We know that there are 60 minutes in 1 hour, so to find the number of minutes in 3 hours, we multiply 3 by 60.
3 hours * 60 minutes/hour = 180 minutes
So, Chase will run for 180 minutes.
Since Chase runs 5 miles in 60 minutes, we can set up a proportion to find out how far he will run in 180 minutes.
5 miles / 60 minutes = x miles / 180 minutes
To solve for x, we can cross-multiply and solve for x:
60 * x = 5 * 180
60x = 900
Dividing both sides by 60:
x = 900 / 60
x = 15
Therefore, Chase will run 15 miles in 3 hours if he continues to run at the same rate.

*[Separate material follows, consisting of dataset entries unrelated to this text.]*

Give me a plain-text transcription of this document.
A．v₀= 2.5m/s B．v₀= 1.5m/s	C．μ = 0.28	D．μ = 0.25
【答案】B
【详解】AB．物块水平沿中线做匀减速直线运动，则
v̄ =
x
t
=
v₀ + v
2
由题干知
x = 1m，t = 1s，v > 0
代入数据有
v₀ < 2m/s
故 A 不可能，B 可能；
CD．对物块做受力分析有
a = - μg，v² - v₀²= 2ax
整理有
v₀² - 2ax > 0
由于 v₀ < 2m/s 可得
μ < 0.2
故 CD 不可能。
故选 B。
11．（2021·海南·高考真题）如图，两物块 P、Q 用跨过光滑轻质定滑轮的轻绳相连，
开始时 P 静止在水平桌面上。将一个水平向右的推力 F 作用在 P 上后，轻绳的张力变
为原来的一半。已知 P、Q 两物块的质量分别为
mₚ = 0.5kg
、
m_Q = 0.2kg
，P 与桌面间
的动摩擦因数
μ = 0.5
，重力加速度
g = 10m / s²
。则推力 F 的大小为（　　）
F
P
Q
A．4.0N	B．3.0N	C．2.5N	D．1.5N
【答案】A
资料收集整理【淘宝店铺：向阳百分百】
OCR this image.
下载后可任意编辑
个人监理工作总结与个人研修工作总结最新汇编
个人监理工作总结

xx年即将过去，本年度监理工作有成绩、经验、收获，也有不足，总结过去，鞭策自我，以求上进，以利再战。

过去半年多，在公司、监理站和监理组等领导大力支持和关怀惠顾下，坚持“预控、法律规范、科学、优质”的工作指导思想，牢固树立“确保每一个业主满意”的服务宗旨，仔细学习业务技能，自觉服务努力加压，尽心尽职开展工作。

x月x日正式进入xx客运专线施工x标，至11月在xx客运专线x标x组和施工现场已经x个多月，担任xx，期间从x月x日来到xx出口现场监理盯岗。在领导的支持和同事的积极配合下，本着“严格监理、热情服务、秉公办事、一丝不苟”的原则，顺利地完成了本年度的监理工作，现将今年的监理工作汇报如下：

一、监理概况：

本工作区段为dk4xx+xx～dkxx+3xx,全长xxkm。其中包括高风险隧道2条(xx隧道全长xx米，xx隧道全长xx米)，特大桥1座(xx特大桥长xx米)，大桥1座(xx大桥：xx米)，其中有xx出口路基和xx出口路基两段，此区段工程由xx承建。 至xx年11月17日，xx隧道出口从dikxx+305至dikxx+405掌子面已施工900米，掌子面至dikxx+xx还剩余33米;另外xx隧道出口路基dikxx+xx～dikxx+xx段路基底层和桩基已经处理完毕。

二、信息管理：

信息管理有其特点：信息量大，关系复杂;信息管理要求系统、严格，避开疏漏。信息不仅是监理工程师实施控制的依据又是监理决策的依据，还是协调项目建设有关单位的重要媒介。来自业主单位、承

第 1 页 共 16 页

To find out how far Chase will run in 3 hours if he continues running at the same rate, we need to calculate his average speed.
We know that Chase runs 5 miles in 60 minutes. To calculate his average speed, we divide the total distance by the total time:
Speed = Distance / Time
Speed = 5 miles / 60 minutes
Simplifying the calculation:
Speed = 1/12 miles per minute
Now that we know Chase's average speed is 1/12 miles per minute, we can calculate how far he will run in 3 hours.
There are 60 minutes in one hour, so in 3 hours, there are 3 * 60 = 180 minutes.
Distance = Speed * Time
Distance = (1/12 miles per minute) * 180 minutes
Calculating the result:
Distance = 15 miles
Therefore, if Chase continues to run at the same rate, he will run 15 miles in 3 hours.